Blenheim Forge is getting foodies rather excited with its high quality cooking knives, all of which are carefully hand-made in the arches on Blenheim Grove — with the wood in the handles often being foraged from nearby parks and a churchyard.
There's high demand for the implements, and a pretty long waiting list — thanks in part to news getting around by word-of-mouth, but also because everything is hand-made (the forge turns out just four or five blades a week).
The fledgling obsession-becomes-business started as a hobby of friends Jon Warshawsky and James Ross-Harris. James, an experienced furniture and metal-worker, tells Londonist their passion started when they made a blade as a bit of fun one weekend: "Damascus steel has a reputation as being one of the most difficult blacksmithing techniques there is, so we decided to give it a go."

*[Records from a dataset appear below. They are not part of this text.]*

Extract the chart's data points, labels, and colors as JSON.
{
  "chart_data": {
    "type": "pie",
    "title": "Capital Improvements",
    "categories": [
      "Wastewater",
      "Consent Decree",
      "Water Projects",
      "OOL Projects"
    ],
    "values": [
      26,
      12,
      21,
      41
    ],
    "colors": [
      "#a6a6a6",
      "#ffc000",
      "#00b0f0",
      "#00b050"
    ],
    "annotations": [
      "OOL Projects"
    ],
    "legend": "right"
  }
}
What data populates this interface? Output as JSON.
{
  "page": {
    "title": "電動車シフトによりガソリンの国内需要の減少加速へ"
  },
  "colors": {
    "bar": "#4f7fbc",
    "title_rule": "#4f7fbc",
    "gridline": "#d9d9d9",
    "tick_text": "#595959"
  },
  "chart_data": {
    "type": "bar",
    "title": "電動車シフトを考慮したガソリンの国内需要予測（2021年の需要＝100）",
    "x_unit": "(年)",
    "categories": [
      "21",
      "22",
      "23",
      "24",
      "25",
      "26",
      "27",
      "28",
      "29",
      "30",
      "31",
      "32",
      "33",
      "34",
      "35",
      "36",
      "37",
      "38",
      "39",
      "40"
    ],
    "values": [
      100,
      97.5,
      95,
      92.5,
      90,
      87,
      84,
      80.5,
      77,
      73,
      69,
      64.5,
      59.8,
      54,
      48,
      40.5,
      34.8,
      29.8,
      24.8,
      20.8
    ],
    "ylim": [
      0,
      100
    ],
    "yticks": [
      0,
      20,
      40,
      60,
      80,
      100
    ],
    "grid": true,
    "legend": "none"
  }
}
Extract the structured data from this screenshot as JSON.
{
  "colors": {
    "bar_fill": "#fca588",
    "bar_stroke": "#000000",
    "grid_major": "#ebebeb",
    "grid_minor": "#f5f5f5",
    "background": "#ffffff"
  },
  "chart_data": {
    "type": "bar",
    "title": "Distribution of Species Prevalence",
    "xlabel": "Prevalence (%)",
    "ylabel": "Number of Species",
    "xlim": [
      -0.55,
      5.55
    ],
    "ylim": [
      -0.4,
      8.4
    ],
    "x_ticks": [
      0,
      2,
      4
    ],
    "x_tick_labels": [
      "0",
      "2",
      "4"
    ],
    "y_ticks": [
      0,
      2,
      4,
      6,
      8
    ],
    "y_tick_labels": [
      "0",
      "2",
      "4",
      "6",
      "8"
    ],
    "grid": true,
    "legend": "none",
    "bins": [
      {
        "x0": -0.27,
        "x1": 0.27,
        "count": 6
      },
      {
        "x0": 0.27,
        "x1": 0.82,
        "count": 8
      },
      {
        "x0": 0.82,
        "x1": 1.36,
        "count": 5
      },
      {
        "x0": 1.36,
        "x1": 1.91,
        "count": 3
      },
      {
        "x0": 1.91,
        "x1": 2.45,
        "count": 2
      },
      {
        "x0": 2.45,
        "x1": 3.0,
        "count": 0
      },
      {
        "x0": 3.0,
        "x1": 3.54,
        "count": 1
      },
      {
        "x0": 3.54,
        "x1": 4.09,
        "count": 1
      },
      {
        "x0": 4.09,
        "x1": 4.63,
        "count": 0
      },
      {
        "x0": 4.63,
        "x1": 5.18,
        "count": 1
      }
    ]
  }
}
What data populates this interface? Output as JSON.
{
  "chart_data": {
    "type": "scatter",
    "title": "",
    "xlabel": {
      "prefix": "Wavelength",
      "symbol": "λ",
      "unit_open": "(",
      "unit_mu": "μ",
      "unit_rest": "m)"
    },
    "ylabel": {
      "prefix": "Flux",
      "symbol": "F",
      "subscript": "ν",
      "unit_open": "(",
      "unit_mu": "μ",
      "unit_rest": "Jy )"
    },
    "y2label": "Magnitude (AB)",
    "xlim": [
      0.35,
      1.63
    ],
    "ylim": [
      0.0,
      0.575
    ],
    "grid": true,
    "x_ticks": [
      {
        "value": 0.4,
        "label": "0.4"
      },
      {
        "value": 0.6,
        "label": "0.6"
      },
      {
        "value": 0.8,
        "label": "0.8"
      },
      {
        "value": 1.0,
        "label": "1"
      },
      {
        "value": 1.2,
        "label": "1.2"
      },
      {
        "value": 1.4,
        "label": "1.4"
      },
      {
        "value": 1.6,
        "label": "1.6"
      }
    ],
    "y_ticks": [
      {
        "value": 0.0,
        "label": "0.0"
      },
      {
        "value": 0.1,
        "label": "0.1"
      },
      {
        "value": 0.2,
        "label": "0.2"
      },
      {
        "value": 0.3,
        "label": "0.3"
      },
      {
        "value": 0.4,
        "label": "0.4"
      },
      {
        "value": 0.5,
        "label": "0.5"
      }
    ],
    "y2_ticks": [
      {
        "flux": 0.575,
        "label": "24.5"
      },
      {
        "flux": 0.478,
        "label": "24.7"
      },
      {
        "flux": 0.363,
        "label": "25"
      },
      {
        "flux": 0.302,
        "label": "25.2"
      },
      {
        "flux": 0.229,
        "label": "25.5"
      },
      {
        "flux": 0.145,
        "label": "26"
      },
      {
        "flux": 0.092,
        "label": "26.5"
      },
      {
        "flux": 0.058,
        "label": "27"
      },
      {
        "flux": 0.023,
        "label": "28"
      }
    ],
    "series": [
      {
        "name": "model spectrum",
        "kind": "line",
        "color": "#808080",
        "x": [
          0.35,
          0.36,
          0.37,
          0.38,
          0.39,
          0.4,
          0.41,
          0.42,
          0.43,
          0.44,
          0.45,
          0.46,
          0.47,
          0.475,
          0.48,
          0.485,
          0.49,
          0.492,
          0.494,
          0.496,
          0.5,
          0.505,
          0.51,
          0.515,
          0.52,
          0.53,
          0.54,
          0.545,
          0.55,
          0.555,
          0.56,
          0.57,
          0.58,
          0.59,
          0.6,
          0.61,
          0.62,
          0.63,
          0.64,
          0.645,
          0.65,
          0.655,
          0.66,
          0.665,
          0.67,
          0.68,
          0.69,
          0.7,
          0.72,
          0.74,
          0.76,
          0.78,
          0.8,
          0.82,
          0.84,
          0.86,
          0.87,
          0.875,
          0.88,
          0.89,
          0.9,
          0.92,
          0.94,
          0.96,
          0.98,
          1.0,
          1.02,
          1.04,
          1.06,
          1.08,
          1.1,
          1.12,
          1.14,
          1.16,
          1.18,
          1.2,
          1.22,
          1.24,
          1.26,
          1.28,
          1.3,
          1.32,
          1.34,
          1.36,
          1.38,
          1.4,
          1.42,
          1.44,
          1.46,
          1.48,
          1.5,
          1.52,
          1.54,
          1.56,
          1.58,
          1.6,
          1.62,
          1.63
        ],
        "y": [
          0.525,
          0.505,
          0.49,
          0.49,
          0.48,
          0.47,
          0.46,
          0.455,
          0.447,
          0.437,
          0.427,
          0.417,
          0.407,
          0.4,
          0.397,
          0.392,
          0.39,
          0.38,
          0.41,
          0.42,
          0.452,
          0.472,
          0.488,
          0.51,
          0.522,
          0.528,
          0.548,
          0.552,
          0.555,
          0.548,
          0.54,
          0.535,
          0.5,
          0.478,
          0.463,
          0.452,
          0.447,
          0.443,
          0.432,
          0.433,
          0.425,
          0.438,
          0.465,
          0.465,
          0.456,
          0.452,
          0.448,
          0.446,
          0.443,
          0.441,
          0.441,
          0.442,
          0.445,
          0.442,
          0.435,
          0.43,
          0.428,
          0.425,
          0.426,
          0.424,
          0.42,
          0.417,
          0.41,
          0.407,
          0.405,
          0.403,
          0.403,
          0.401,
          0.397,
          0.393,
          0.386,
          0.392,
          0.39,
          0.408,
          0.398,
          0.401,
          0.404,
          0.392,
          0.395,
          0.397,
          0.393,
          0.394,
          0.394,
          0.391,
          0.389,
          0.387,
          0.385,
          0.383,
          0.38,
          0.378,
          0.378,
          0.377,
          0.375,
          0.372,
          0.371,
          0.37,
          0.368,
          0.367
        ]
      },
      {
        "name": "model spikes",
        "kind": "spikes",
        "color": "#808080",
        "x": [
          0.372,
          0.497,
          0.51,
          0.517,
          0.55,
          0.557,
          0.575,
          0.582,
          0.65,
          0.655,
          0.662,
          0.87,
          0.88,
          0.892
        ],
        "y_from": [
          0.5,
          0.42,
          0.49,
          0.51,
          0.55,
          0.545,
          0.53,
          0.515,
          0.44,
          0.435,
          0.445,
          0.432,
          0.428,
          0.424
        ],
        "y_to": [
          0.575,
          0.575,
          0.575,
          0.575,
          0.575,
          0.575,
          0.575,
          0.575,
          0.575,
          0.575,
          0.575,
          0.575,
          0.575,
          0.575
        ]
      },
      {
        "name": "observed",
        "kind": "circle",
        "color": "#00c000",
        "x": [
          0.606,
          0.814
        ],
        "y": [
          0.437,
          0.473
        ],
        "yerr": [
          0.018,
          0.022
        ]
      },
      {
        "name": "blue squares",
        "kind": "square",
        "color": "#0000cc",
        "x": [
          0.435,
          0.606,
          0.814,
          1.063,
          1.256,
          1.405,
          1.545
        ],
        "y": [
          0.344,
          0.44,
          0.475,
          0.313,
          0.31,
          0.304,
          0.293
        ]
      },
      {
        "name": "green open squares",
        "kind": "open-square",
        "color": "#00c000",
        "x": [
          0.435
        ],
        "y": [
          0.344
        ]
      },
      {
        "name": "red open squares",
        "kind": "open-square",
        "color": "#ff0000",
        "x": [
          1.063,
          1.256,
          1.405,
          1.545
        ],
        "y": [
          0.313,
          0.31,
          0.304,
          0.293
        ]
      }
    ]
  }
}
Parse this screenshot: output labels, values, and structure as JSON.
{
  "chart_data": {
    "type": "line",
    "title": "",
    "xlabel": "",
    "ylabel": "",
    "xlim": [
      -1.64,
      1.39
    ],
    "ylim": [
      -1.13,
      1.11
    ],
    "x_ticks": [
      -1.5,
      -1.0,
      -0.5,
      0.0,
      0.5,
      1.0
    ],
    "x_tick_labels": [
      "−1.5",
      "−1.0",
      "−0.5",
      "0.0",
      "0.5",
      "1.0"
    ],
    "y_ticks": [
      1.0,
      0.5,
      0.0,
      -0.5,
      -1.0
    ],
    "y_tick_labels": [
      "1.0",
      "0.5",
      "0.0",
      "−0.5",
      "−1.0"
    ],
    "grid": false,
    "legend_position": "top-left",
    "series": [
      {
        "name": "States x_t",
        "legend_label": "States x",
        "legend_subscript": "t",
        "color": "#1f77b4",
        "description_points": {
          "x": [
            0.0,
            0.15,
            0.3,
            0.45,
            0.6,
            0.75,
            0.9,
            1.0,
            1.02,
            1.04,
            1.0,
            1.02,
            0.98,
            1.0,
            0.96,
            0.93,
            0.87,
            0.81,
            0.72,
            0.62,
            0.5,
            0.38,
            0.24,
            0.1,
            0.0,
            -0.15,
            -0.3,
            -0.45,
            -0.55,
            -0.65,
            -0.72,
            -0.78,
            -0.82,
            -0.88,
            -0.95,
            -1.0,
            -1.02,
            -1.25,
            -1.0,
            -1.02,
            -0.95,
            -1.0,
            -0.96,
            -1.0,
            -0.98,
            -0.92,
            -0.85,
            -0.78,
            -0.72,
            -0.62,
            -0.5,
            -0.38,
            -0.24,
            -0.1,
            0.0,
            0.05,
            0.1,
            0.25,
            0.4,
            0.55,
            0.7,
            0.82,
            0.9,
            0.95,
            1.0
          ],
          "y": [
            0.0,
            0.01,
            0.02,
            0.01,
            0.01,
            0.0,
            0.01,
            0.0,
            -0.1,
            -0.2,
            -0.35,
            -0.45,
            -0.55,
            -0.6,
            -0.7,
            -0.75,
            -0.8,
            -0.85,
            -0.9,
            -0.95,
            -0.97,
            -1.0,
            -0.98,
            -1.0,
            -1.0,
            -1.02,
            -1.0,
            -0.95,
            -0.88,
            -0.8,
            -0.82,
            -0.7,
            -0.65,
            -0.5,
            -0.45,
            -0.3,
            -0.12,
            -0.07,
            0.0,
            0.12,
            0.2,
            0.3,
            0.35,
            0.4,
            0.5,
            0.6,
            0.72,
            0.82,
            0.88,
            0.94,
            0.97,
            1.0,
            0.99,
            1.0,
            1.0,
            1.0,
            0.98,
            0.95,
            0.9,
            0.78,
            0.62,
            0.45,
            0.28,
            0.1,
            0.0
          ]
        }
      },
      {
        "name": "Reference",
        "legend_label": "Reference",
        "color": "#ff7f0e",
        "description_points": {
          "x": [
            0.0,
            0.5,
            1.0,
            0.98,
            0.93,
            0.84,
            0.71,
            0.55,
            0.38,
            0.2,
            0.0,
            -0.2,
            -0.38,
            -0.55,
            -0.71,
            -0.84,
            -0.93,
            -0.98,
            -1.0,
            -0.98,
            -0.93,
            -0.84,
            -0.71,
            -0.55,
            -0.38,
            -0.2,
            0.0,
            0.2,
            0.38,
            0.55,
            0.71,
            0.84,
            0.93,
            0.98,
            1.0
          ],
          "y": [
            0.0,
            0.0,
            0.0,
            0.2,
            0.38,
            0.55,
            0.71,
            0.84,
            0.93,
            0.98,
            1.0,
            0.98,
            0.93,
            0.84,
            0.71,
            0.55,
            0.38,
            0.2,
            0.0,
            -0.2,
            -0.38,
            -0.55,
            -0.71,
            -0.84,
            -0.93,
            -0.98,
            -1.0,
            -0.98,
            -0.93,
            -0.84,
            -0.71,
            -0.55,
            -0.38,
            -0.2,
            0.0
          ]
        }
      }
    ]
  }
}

To their surprise, their first attempt was a real success.
"We thought we were naturals at it, and decided to make another," says James. "It was a disaster."
Their initial fluke led to a year of spending weekends trying to make a high quality blade. A year of trial and error, tweaking the temperature and the atmosphere inside the forge. "It's vital to control these two factors," James explains, "a tiny variation in either can ruin the metal."
Finally perfecting the technique ignited a burst of inspiration sparks and — joined by new recruit Rich Warner — the group have been dedicating most of their weekends to research and development: using different types of metal and trying out alternate types of blade. Right now there are two types available: Laminated Blue Paper Steel and Pattern Welded, but they're planning to make a straight razor in the near future.
Taking between 20-30 hours to make, all the knives are differentially tempered to create an extremely hard edge and flexible spine, allowing for highly controlled, yet powerful cutting. They are finished by hand and sharpened on Japanese water stones.
But it's not just the quality that is driving up demand, the changing profile of Peckham residents is also benefitting the trio. As well as chefs — who are buying the knives for use in their own homes rather than taking them to work — there's a lot of interest from the type of people who care about where their food comes from, and want to prepare it with locally-sourced tools too. Plus, they have the money for them (the knives cost £80-£350).
Despite rapidly growing demand, the trio refuses to speed up production by automating any part of the process. It's part of the charm of Blenheim Forge, which, as word continues to spread, will only see its waiting list grow. The ancient sounds of the forge seem likely to complement the steel-on-steel of the railway for years to come.